Why are my file servers not releasing their hard drive space when I delete files
October 16, 2008 11:29 AM   Subscribe

Why are my file servers not releasing their hard drive space when I delete files

I have 3 file servers each running window xp on a network. These are serving educational videos to 21 students. I've discovered that I'm having sharing problems because more then 10 students are accessing each machine at a time which isn't allowed in xp. So I need to rearrange where the files are located on each shared volume so that only 8 users are connected to a file server at a time.

I'm logged into these machines from my macbook pro. I've been moving files around and deleting them from each file server. But I've discovered that though I delete the files, the hard drive space remains the same. I've deleted tons from one machine, and yet it keeps showing on 7gigs available. What gives? I've tried emptying the trash directly on the machines themselves, but still, the space available is 7gigs. I've also tried deleting these files from one of the windows machines. Same result.

Thanks for any help.
posted by jeffreyclong to Computers & Internet (5 answers total)
 
It depends a lot on how you're doing the deletion. If they're in the trashcan, they aren't really deleted, and the space they occupy isn't included in the calculation of drive free space.
posted by Class Goat at 12:10 PM on October 16, 2008


First off, dont delete them with a mac.
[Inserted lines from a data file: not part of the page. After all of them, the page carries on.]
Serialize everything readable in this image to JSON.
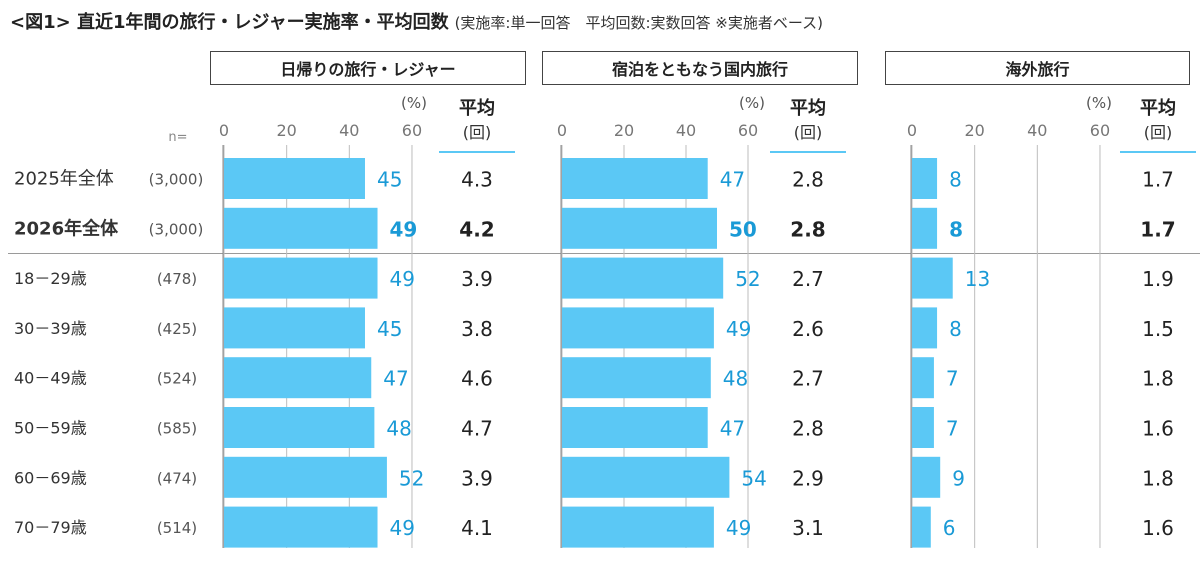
{
  "title": "<図1> 直近1年間の旅行・レジャー実施率・平均回数",
  "title_note": "(実施率:単一回答　平均回数:実数回答 ※実施者ベース)",
  "n_label": "n=",
  "unit_label": "(%)",
  "avg_label": "平均",
  "avg_unit": "(回)",
  "colors": {
    "bar": "#5bc8f5",
    "value_text": "#1a9ad6",
    "avg_underline": "#5bc8f5"
  },
  "chart_data": {
    "type": "bar",
    "orientation": "horizontal",
    "categories": [
      "2025年全体",
      "2026年全体",
      "18－29歳",
      "30－39歳",
      "40－49歳",
      "50－59歳",
      "60－69歳",
      "70－79歳"
    ],
    "n_values": [
      "(3,000)",
      "(3,000)",
      "(478)",
      "(425)",
      "(524)",
      "(585)",
      "(474)",
      "(514)"
    ],
    "bold_rows": [
      1
    ],
    "xlim": [
      0,
      60
    ],
    "xticks": [
      "0",
      "20",
      "40",
      "60"
    ],
    "grid": true,
    "panels": [
      {
        "name": "日帰りの旅行・レジャー",
        "values": [
          45,
          49,
          49,
          45,
          47,
          48,
          52,
          49
        ],
        "avg": [
          "4.3",
          "4.2",
          "3.9",
          "3.8",
          "4.6",
          "4.7",
          "3.9",
          "4.1"
        ]
      },
      {
        "name": "宿泊をともなう国内旅行",
        "values": [
          47,
          50,
          52,
          49,
          48,
          47,
          54,
          49
        ],
        "avg": [
          "2.8",
          "2.8",
          "2.7",
          "2.6",
          "2.7",
          "2.8",
          "2.9",
          "3.1"
        ]
      },
      {
        "name": "海外旅行",
        "values": [
          8,
          8,
          13,
          8,
          7,
          7,
          9,
          6
        ],
        "avg": [
          "1.7",
          "1.7",
          "1.9",
          "1.5",
          "1.8",
          "1.6",
          "1.8",
          "1.6"
        ]
      }
    ]
  }
}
OS X uses a reverse engineered SMB implementation called samba which always seems to be a few versions behind the current one, which is buggy in itself. use a windows machine or use VNC or something to connect to the XP box and delete it directly.

I dont remember how OS X treats SMB shares but it may be putting these items in your recycling bin. You may need to delete it from there.
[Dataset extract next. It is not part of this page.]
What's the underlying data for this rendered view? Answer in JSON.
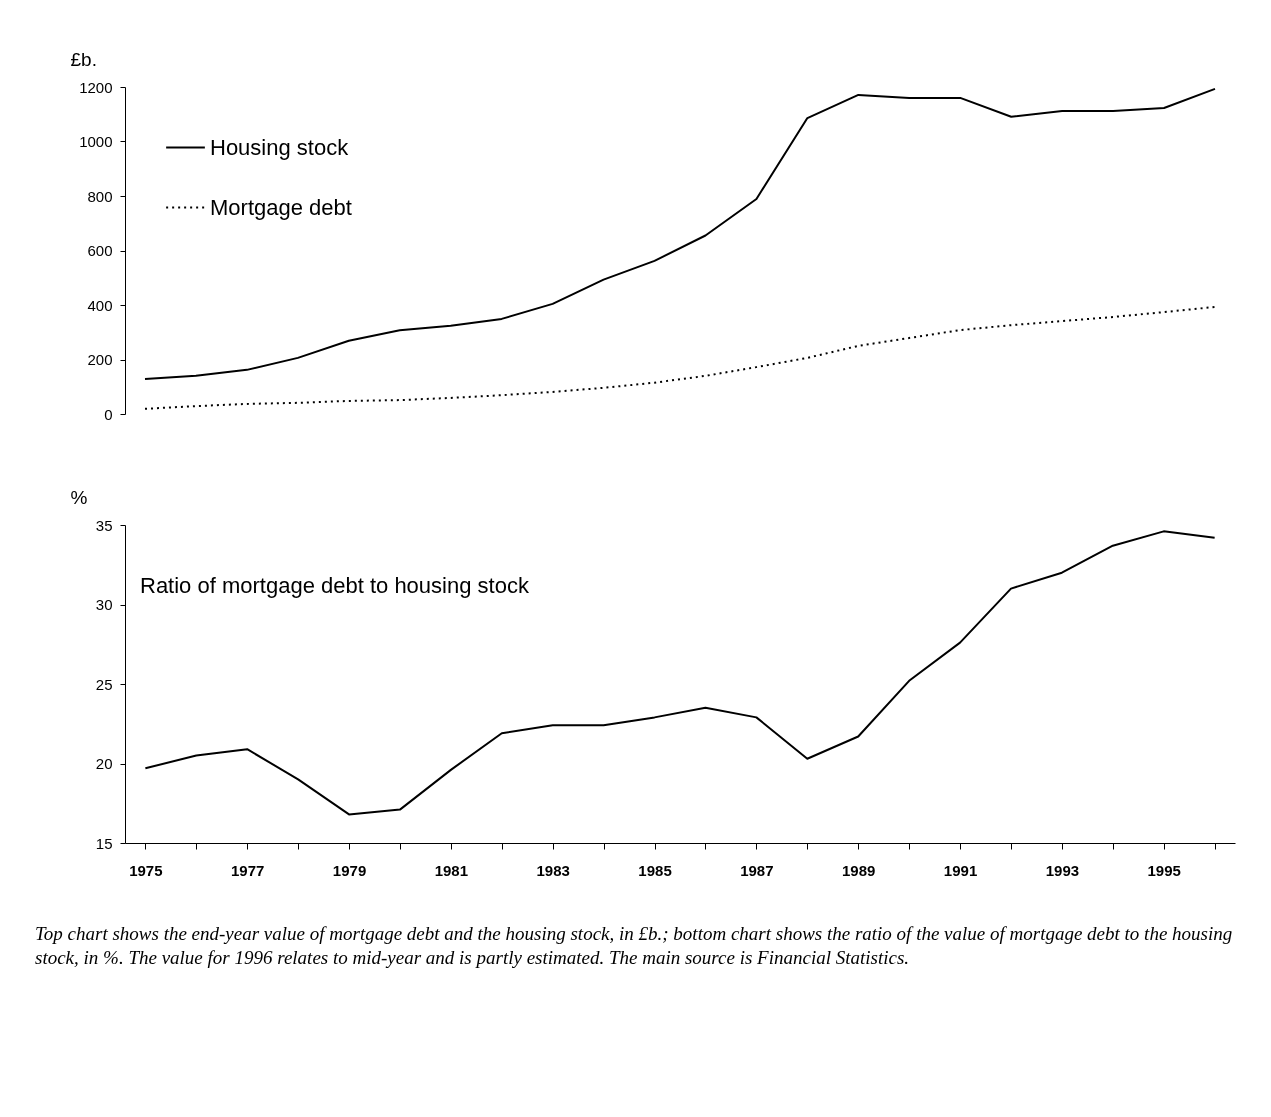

Now log into the XP box and see if the recycler on there needs to be emptied. Most likely there is a hidden folder in XP called Recycler either in the root of the folder you are deleting from or on C:\ Its safe to delete. Sometimes the recycle bin gets confused or samba breaks it.
posted by damn dirty ape at 12:27 PM on October 16, 2008


Is there any reason why you can't slap, say, SuSE Linux 11 on a spare box, and serve them from there, where there won't be any concepts as silly as "Client Access Licenses" to deal with?
posted by baylink at 12:28 PM on October 16, 2008


More info here.
posted by damn dirty ape at 12:31 PM on October 16, 2008


Response by poster: Yes. I agree that suse or ubuntu would be the better solution. Unfortunately that's not a decision I can make at this point. I discovered the problem. Turns out the drive on the Windows xp machines are partitioned. The way I was browsing, it was only showing the space available on the C: drive of each machine. So I just need to browse into the volumes differently.